Les difficultés de la circulation dans la capitale Kinshasa sont à nouveau exploitées par la pègre pour inquiéter les paisibles citadins avec le recours aux faux taxis pour opérer les braquages dont sont victimes de plus en plus de personnes se déplaçent le plus souvent la nuit.

On a cru qu’avec les taxis peints en bleu et jaune, roulant sur nos routes, les risques d’agression seraient évacués à Kinshasa. Que non ! Devenue une « cour de récréation des malfaiteurs », la capitale enregistre depuis trois mois le retour en force des braqueurs « motorisés ». Ils frappent hommes et femmes, et visent particulièrement ceux porteurs des sommes importantes d’argent et des bijoux de valeur.
On ne sait même pas comment ils parviennent à distinguer la nuit, la camelote et les parures en or. D’où certaines victimes parlent de fétiches pour détecter les biens précieux et pour les hypnotiser. Plusieurs plaintes tombent déjà sur la table des services de la police. Et pour accélérer les recherches, une dénonciation est réclamée aux citoyens qui connaissent les repaires de ces malfaiteurs et qui ont prélevé les plaques d’immatriculation de leurs véhicules.
Un taxi banalisé sur 30 juin
Après la pluie diluvienne de mardi soir, vers 22 heures, plusieurs personnes sont sorties de leurs abris pour tenter d’attraper des véhicules se rendant à Kintambo/Magasins. Devant l’immeuble du Centenaire, une foule immense attendait impatiemment. Un taxi peint en bleu jaune s’est pointé. C’était la bousculade. Un seul passager chargé des sacs et sachets contenant divers articles était embarqué, parce qu’à bord, trois autres s’étaient déjà installés.

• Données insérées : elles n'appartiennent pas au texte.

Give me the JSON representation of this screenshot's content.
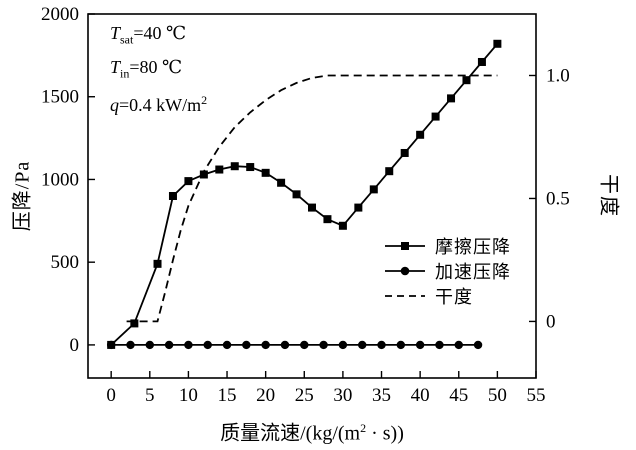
{
  "chart_data": {
    "type": "line",
    "title": "",
    "xlabel": "质量流速/(kg/(m²·s))",
    "xlabel_parts": {
      "pre": "质量流速/(kg/(m",
      "sup": "2",
      "post": " · s))"
    },
    "x_axis": {
      "min": -3,
      "max": 55,
      "ticks": [
        0,
        5,
        10,
        15,
        20,
        25,
        30,
        35,
        40,
        45,
        50,
        55
      ]
    },
    "y_left": {
      "label": "压降/Pa",
      "min": -200,
      "max": 2000,
      "ticks": [
        0,
        500,
        1000,
        1500,
        2000
      ]
    },
    "y_right": {
      "label": "干度",
      "min": -0.23,
      "max": 1.25,
      "ticks": [
        0,
        0.5,
        1.0
      ],
      "tick_labels": [
        "0",
        "0.5",
        "1.0"
      ]
    },
    "grid": false,
    "legend_position": "inside-right-middle",
    "annotations": [
      {
        "sym": "T",
        "sub": "sat",
        "rest": "=40 ℃"
      },
      {
        "sym": "T",
        "sub": "in",
        "rest": "=80 ℃"
      },
      {
        "sym": "q",
        "sub": "",
        "rest": "=0.4 kW/m",
        "sup": "2"
      }
    ],
    "legend": {
      "items": [
        {
          "label": "摩擦压降",
          "marker": "square-line"
        },
        {
          "label": "加速压降",
          "marker": "circle-line"
        },
        {
          "label": "干度",
          "marker": "dashed-line"
        }
      ]
    },
    "series": [
      {
        "name": "摩擦压降",
        "axis": "left",
        "marker": "square",
        "line": "solid",
        "points": [
          [
            0,
            0
          ],
          [
            3,
            130
          ],
          [
            6,
            490
          ],
          [
            8,
            900
          ],
          [
            10,
            990
          ],
          [
            12,
            1030
          ],
          [
            14,
            1060
          ],
          [
            16,
            1080
          ],
          [
            18,
            1075
          ],
          [
            20,
            1040
          ],
          [
            22,
            980
          ],
          [
            24,
            910
          ],
          [
            26,
            830
          ],
          [
            28,
            760
          ],
          [
            30,
            720
          ],
          [
            32,
            830
          ],
          [
            34,
            940
          ],
          [
            36,
            1050
          ],
          [
            38,
            1160
          ],
          [
            40,
            1270
          ],
          [
            42,
            1380
          ],
          [
            44,
            1490
          ],
          [
            46,
            1600
          ],
          [
            48,
            1710
          ],
          [
            50,
            1820
          ]
        ]
      },
      {
        "name": "加速压降",
        "axis": "left",
        "marker": "circle",
        "line": "solid",
        "points": [
          [
            0,
            0
          ],
          [
            2.5,
            0
          ],
          [
            5,
            0
          ],
          [
            7.5,
            0
          ],
          [
            10,
            0
          ],
          [
            12.5,
            0
          ],
          [
            15,
            0
          ],
          [
            17.5,
            0
          ],
          [
            20,
            0
          ],
          [
            22.5,
            0
          ],
          [
            25,
            0
          ],
          [
            27.5,
            0
          ],
          [
            30,
            0
          ],
          [
            32.5,
            0
          ],
          [
            35,
            0
          ],
          [
            37.5,
            0
          ],
          [
            40,
            0
          ],
          [
            42.5,
            0
          ],
          [
            45,
            0
          ],
          [
            47.5,
            0
          ]
        ]
      },
      {
        "name": "干度",
        "axis": "right",
        "marker": "none",
        "line": "dashed",
        "points": [
          [
            2,
            0
          ],
          [
            6,
            0
          ],
          [
            7,
            0.12
          ],
          [
            8,
            0.25
          ],
          [
            9,
            0.37
          ],
          [
            10,
            0.47
          ],
          [
            12,
            0.61
          ],
          [
            14,
            0.71
          ],
          [
            16,
            0.79
          ],
          [
            18,
            0.85
          ],
          [
            20,
            0.9
          ],
          [
            22,
            0.94
          ],
          [
            24,
            0.97
          ],
          [
            26,
            0.99
          ],
          [
            28,
            1.0
          ],
          [
            30,
            1.0
          ],
          [
            50,
            1.0
          ]
        ]
      }
    ]
  }
}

La voiture a démarré en trombe, roulant à tombeau ouvert, malgré les cratères et nids de poule qui jonchent la chaussée. A la hauteur de l’Hôtel des Postes, les premiers passagers ont commencé à parler politique, à critiquer le gouvernement, a déplorer les abus des agents de l’ordre mal payés et le calvaire des fonctionnaires. Tout le tableau sombre de la situation sociale en RDC était à l’ordre du jour.
Silence total du dernier passager. Entre le rond-point Mandela et le Centre médical Karavela, la voiture s’est arrêtée. Les truands se sont alors présentés comme des agents de services aux trousses des « infiltrés » qui transporteraient les armes de guerre dans leurs bagages. Braquée, la victime a été dépouillée de tous ses biens et débarquée.
Le faux taxi a disparu à travers les rues de Kinshasa. Les plaques d’immatriculation étaient recouvertes de boues pour empêcher qu’on les identifie.
La semaine passée, Mme Getou Nsimba, femme commerçante, a été délestée de son sac à main et de ses bijoux, à bord d’un faux taxi, sur le boulevard Lumumba, à la hauteur de la 14ème rue Limete. Butin emporté : 57.000 dollars et 30.000 Fc.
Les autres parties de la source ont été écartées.